Information
- League: Baseball-Bundesliga (Bundesliga Süd)
- Location: Mannheim
- Ballpark: Roberto Clemente Field, 1,000 capacity
- Founded: 1975
- League championships: 1982, 1984, 1985, 1986, 1987, 1988, 1989, 1991, 1993, 1994, 1997
- Colors: red / black / white
- General manager: George Bull
- Manager: George Bull
- Website: www.tornados.de

= Mannheim Tornados =

German baseball and softball club

The Mannheim Tornados are a professional baseball and softball club from Mannheim, Baden-Württemberg. Founded in 1975, it is the oldest continuing baseball club in Germany. The first men's team plays in the first division of the Baseball Bundesliga and has won 11 championships, the most of any club to reach the top tier of German baseball. The team won every championship between 1984 and 1989. However, the Tornados have not won a championship since 1997, though they perennially make the playoffs.

==Club structure==
The full club consists of 12 teams:
- 1st Men's, plays in Bundesliga's 1st Division
- Men's Regional
- Association Men's League
- 1st Women's
- Association Women's League
- Juniors (16–18 years)
- Youth (13–15 years)
- Student (9–12 years)
- Junior Women (17–19 years)
- T-Ball (4–8 years)
- 2 recreational teams (Slow Pitch)
- Mixed Team League Softball Fast Pitch

Each member pays an annual club fee, ranging from €55 for ordinary members to €170 for active adult members. The club also set up a separate organization, The Friends of the Baseball Club Tornados Mannheim eV. It is classified as a charitable organization by the City of Mannheim, and has an annual membership fee of €24.

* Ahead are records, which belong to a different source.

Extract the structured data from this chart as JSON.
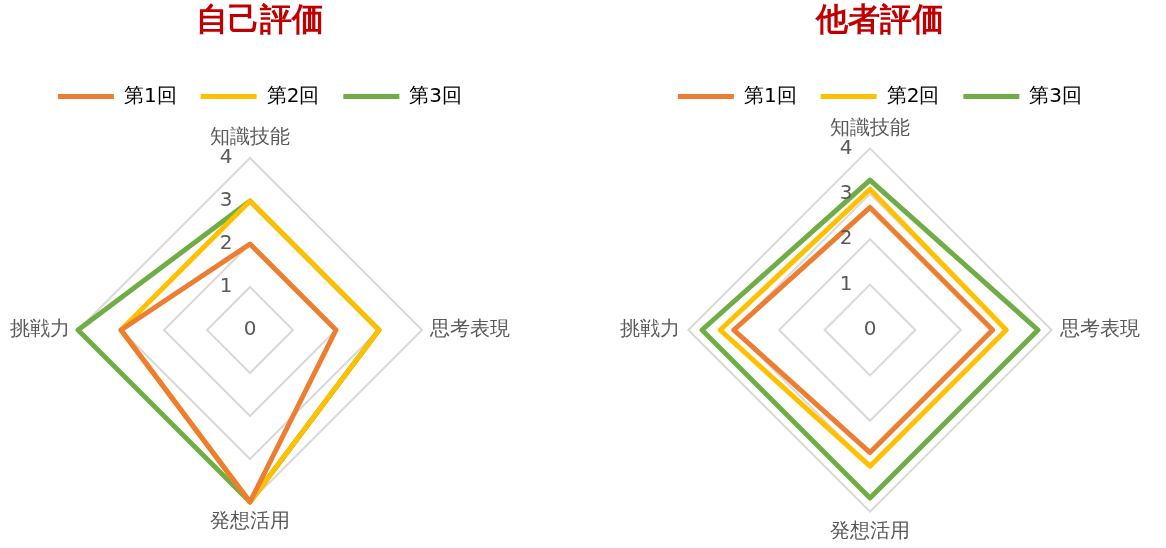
{
  "chart_data": [
    {
      "type": "radar",
      "title": "自己評価",
      "categories": [
        "知識技能",
        "思考表現",
        "発想活用",
        "挑戦力"
      ],
      "series": [
        {
          "name": "第1回",
          "color": "#ed7d31",
          "values": [
            2,
            2,
            4,
            3
          ]
        },
        {
          "name": "第2回",
          "color": "#ffc000",
          "values": [
            3,
            3,
            4,
            3
          ]
        },
        {
          "name": "第3回",
          "color": "#70ad47",
          "values": [
            3,
            3,
            4,
            4
          ]
        }
      ],
      "ylim": [
        0,
        4
      ],
      "yticks": [
        0,
        1,
        2,
        3,
        4
      ],
      "grid": true,
      "legend": "top",
      "marker": "none"
    },
    {
      "type": "radar",
      "title": "他者評価",
      "categories": [
        "知識技能",
        "思考表現",
        "発想活用",
        "挑戦力"
      ],
      "series": [
        {
          "name": "第1回",
          "color": "#ed7d31",
          "values": [
            2.7,
            2.7,
            2.7,
            3.0
          ]
        },
        {
          "name": "第2回",
          "color": "#ffc000",
          "values": [
            3.1,
            3.0,
            3.0,
            3.3
          ]
        },
        {
          "name": "第3回",
          "color": "#70ad47",
          "values": [
            3.3,
            3.7,
            3.7,
            3.7
          ]
        }
      ],
      "ylim": [
        0,
        4
      ],
      "yticks": [
        0,
        1,
        2,
        3,
        4
      ],
      "grid": true,
      "legend": "top",
      "marker": "none"
    }
  ]
}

==Season by season performance (1st Bundesliga)==

| Year | Rank | Games | W | L | Win% | Season Notes |
|---|---|---|---|---|---|---|
| 2007 | 3 | 28 | 18 | 10 | .642 | Lost to Solingen Alligators in Quarterfinals, 1-3 |
| 2008 | 3 | 28 | 18 | 10 | .642 | Lost to Regensburg Legionaere in Finals, 2-3 |
| 2009 | 3 | 24 | 15 | 9 | .625 | Lost to Heidenheim Heideköpfe in Finals, 2-3 |
| 2010 | 3 | 28 | 17 | 11 | .607 | Lost to Paderborn Untouchables in Quarterfinals, 2-3 |

==Retired numbers==
The team has five retired numbers:
- 30 - Frank Jäger, played 390 games with the Tornados from 1984 to 2000, batting .314 lifetime
- 22 - Bernard Pickett, known as "Yogi," played 213 games with the Tornados and batted .413 lifetime
- 20 - Stephan Jäger, hit .425 for the Tornados over 194 games
- 35 - Eddy Polanco, hit .413 over 221 games for the Tornados
- 44 - Klaus Knüttel, played 498 games in his Tornados jersey, pitched 1121 strikeouts in 1129 innings. Also a power hitter, he had 97 home runs, 20 triples, and 9 doubles during his career.